Evaluation and Metrics
Case studies (related to areas such as consistency check, code generation, bug finding, and prompt privacy) or implementations within specific domains and applications: manufacturing and IoT, power grid and energy, medical and healthcare
Emerging challenges in LLM deployment, e.g., knowledge distillation, RAG
We welcome original contributions that have not been published and are not currently under consideration by any other conference or journal. Submissions should be formatted according to the ACM SIGS format and should not exceed 12 pages, including references and appendices. All other formatting must follow the AsiaCCS2026 guidelines at https://asiaccs2026.cse.iitkgp.ac.in/call-for-papers/.
Important: The review process is double-blind, so papers should not include any identifying information, such as author names, affiliations, or acknowledgments.
Ethical Declaration and Consideration
All submitted papers must include a mandatory section addressing Ethical Declaration and Consideration. This section should outline how ethical guidelines have been followed, particularly in relation to the use of LLMs and NLP. Authors must explicitly discuss any ethical concerns, including data privacy, bias mitigation, and the involvement of human subjects or domain experts in their research. Papers without this section will not be considered for review.
Important Dates
Submission Deadline: 20 January 2026
Notification of Acceptance: 16 March 2026
Camera-Ready Deadline: 1 April 2026
Workshop Date: 2 June 2026
Nishanth Chandran is a Senior Principal Researcher at Microsoft Research, India. His research interests are in problems related to cryptography, secure computation, and AI security. Prior to joining Microsoft Research, India, Nishanth was a Researcher at AT&T Labs, and before that, he was a Post-doctoral Researcher at Microsoft Research Redmond.

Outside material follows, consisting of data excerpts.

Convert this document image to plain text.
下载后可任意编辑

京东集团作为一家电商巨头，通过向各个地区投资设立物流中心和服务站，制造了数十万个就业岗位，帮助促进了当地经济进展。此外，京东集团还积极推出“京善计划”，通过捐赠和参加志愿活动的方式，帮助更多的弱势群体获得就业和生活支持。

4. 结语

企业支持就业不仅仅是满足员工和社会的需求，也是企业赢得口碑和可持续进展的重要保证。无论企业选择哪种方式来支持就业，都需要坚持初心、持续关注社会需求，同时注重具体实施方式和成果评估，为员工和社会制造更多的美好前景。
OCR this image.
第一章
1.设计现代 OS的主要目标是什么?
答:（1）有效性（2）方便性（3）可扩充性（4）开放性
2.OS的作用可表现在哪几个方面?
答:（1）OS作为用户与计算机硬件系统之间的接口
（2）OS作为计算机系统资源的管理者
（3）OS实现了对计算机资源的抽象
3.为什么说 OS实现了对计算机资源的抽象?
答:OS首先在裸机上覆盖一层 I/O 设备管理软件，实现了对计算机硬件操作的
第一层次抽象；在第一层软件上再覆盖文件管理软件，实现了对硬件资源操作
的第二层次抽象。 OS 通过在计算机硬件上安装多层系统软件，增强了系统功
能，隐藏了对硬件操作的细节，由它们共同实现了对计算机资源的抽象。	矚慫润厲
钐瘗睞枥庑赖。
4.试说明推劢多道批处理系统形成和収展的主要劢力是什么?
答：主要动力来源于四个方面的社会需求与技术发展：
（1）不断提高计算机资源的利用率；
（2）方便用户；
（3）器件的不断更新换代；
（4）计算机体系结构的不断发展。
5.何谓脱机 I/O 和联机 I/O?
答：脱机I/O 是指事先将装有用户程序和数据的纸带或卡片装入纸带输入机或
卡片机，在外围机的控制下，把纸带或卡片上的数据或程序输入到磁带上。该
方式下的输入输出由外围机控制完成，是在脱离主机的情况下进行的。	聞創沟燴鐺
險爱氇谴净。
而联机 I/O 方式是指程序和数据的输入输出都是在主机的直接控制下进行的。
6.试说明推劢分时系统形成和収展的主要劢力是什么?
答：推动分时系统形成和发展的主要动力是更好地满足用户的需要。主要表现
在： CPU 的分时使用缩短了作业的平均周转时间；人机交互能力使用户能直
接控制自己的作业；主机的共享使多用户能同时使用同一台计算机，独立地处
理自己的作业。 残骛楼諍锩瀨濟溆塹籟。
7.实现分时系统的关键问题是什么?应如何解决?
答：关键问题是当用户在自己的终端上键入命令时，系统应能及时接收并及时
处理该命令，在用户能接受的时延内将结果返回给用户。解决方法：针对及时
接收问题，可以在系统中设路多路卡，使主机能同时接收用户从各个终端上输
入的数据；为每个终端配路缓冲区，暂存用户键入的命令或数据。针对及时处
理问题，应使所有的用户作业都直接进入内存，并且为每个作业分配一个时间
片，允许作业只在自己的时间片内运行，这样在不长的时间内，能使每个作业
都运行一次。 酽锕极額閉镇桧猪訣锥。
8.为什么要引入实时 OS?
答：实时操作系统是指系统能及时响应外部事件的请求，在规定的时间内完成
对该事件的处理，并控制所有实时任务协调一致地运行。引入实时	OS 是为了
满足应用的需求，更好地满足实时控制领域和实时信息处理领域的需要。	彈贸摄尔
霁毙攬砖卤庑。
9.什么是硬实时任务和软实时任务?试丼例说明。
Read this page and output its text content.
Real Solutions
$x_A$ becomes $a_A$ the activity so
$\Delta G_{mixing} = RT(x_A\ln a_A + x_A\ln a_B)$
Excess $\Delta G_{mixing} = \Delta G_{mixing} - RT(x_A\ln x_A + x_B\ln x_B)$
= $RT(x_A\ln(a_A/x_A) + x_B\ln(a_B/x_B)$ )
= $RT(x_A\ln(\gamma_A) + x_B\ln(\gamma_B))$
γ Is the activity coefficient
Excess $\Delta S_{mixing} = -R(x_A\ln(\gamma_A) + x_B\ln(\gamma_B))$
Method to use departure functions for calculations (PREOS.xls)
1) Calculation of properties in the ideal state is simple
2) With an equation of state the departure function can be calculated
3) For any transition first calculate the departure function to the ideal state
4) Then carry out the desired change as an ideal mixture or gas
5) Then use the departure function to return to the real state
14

Nishanth is a recipient of the 2010 Chorafas Award for exceptional achievements in research, and his research has received coverage in science journals and in the media at venues such as Nature and MIT Technology Review. He has published several papers in top computer science conferences and journals such as Crypto, Eurocrypt, IEEE S&P, CCS, STOC, FOCS, SIAM Journal of Computing, Journal of the ACM, and so on.
His work on position-based cryptography was selected as one of the top 3 works and invited to QIP 2011 as a plenary talk. Nishanth has served on the technical program committee of many of the top cryptography conferences on several occasions and he holds several US Patents. Nishanth received his Ph.D. in Computer Science from UCLA (opens in new tab), M.S. in Computer Science from UCLA, and B.E. in Computer Science and Engineering from Anna University (Hindustan College of Engineering), Chennai.
Dr. Franziska Boenisch is a tenure-track faculty at the CISPA Helmholtz Center for Information Security, where she co-leads the SprintML lab. Her research focuses on private and trustworthy machine learning; during her Ph.D. at Freie Universität Berlin and Fraunhofer AISEC she pioneered the notion of individualized privacy in ML.
Before joining CISPA, she was a Postdoctoral Fellow at the University of Toronto and the Vector Institute. She received an ERC Starting Grant in 2025 for research on privacy in foundation models and has been recognized with the Fraunhofer ICT Dissertation Award (2023), a GI Junior Fellowship (2024), and a Werner‑von‑Siemens Fellowship (2025).